Low turnout for 'noncontroversial' Region 18 school budget referendum
A small number of Lyme and Old Lyme voters approved the $34.87 million Region 18 education budget by a large margin at a referendum on Tuesday.
A total of 328 voters supported the 2021-22 spending plan, with 55 opposed. The vote was 249-50 in Old Lyme and 79-5 in Lyme. The totals include eight votes cast by absentee ballots in Old Lyme and two in Lyme, according to the town clerk from each town.
Old Lyme voter turnout came in at 5.0%, based on a total of registered 5,992 voters. Lyme voters turned out at a rate of 4.2%, based on 1,979 voters.
Lyme-Old Lyme Superintendent of Schools Ian Neviaser said Wednesday he was very pleased with the outcome.
"We were glad to see our community is so incredibly supportive of our schools and have been for many, many years," he said.
Neviaser acknowledged the 383 total votes cast this year was lower than usual.
Procedural changes this year included a shorter voting day and a new polling place for Old Lyme voters.
"Between COVID, the rainy day, the change of venue, the change of time, I'm not too surprised," he said. "Add in a somewhat noncontroversial budget, as well."
Numbers provided by the district show turnout over the past five years ranged from 474 voters in 2017 to a high of 880 voters in 2019, when the district introduced a full-day, universal preschool program.

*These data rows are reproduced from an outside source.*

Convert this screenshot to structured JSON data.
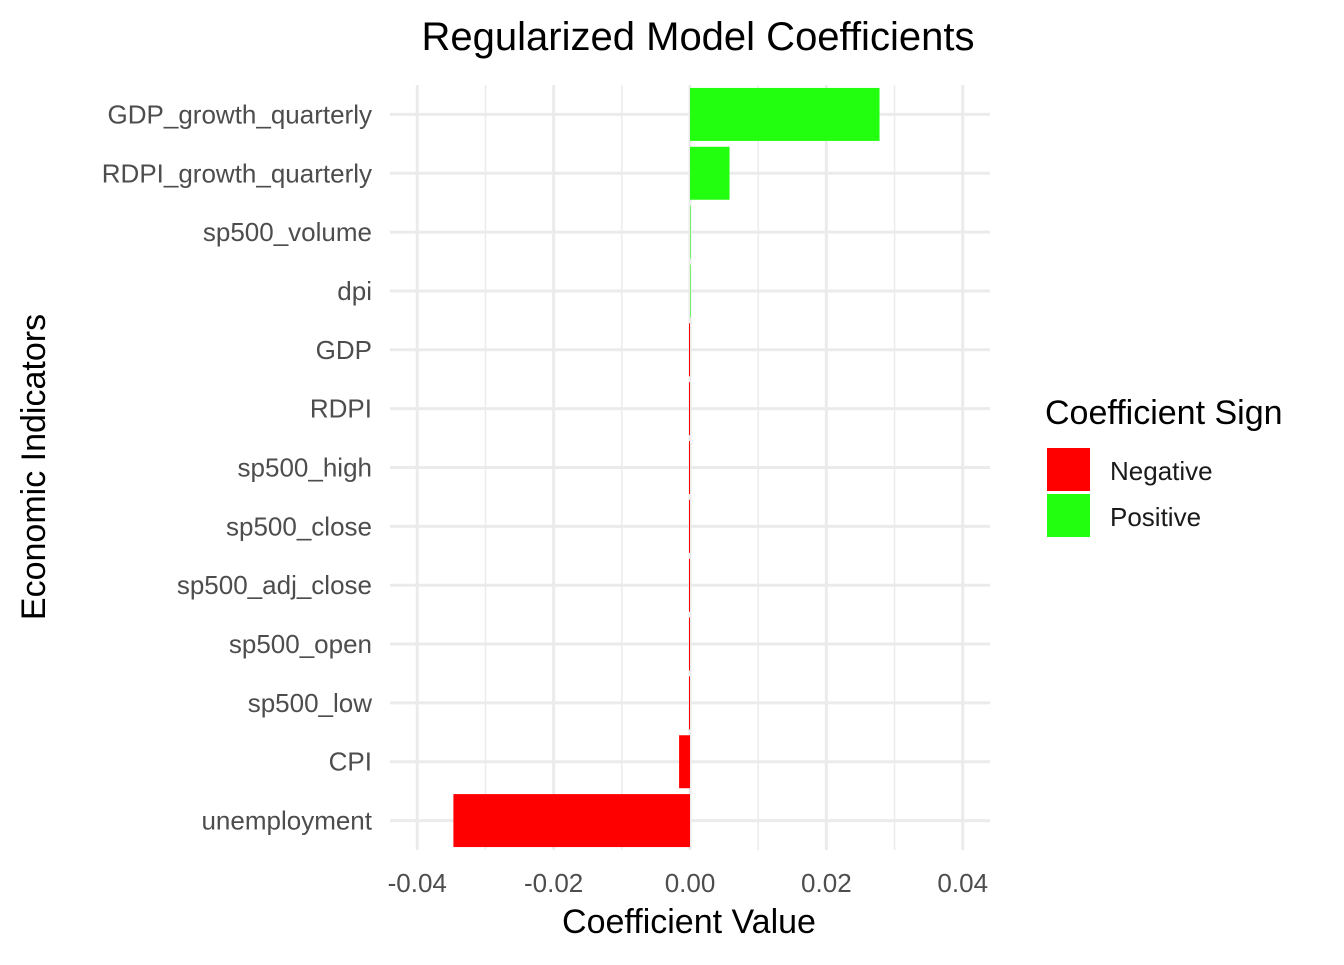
{
  "chart_data": {
    "type": "bar",
    "orientation": "horizontal",
    "title": "Regularized Model Coefficients",
    "xlabel": "Coefficient Value",
    "ylabel": "Economic Indicators",
    "xlim": [
      -0.044,
      0.044
    ],
    "xticks": [
      -0.04,
      -0.02,
      0.0,
      0.02,
      0.04
    ],
    "xtick_labels": [
      "-0.04",
      "-0.02",
      "0.00",
      "0.02",
      "0.04"
    ],
    "grid": true,
    "legend": {
      "title": "Coefficient Sign",
      "placement": "right",
      "entries": [
        {
          "label": "Negative",
          "color": "#ff0000"
        },
        {
          "label": "Positive",
          "color": "#22ff0f"
        }
      ]
    },
    "categories": [
      "GDP_growth_quarterly",
      "RDPI_growth_quarterly",
      "sp500_volume",
      "dpi",
      "GDP",
      "RDPI",
      "sp500_high",
      "sp500_close",
      "sp500_adj_close",
      "sp500_open",
      "sp500_low",
      "CPI",
      "unemployment"
    ],
    "values": [
      0.0278,
      0.0058,
      1e-05,
      1e-05,
      -2e-05,
      -2e-05,
      -2e-05,
      -2e-05,
      -2e-05,
      -2e-05,
      -2e-05,
      -0.0016,
      -0.0347
    ],
    "signs": [
      "Positive",
      "Positive",
      "Positive",
      "Positive",
      "Negative",
      "Negative",
      "Negative",
      "Negative",
      "Negative",
      "Negative",
      "Negative",
      "Negative",
      "Negative"
    ]
  },
  "colors": {
    "negative": "#ff0000",
    "positive": "#22ff0f",
    "grid": "#ebebeb"
  }
}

Old Lyme Democratic Registrar of Voters Marylin Clarke said the town asked for voting hours to be shortened from the usual 6 a.m.-8 p.m. timeframe to this year's noon-8 p.m. window.
"It's slow, particularly in the morning, and there didn't seem to be a need for it," she said. "Everyone seemed to vote that wanted to vote with just the 12-8, and it worked fine."
The total 2021-22 Region 18 schools' budget represents an increase of $162,917, or 0.47%, over the current budget. It comprises an operating budget of $31.83 million, up 0.85% compared to this year, and $3.05 million in debt service, down $106,458 from this year.
Despite the slight spending increase, Old Lyme and Lyme will be paying less for education than they did this year due to unspent cash being returned to the towns from the district fund balance.
Both towns are obligated to pay a portion of their annual town budgets to the school system. The amount is based on the percentage of students in each town. In the newly approved budget, Old Lyme will pay 81.8% of district costs, while Lyme will pay 18.2%.
The 2021-22 bill for each town shakes out to $28.41 million for Old Lyme and $6.32 million for Lyme. The reduction means Old Lyme will be paying $547,091 less than it spends currently, while Lyme will pay $383,281 less.
The budget includes staffing increases to serve the district's roughly 1,300 students amid rising enrollment. Neviaser said the district is expecting about 30 more kindergarten students next year than typically come through the doors.
The additional positions include three elementary teachers, one technology facilitator and part-time positions in elementary physical education and art.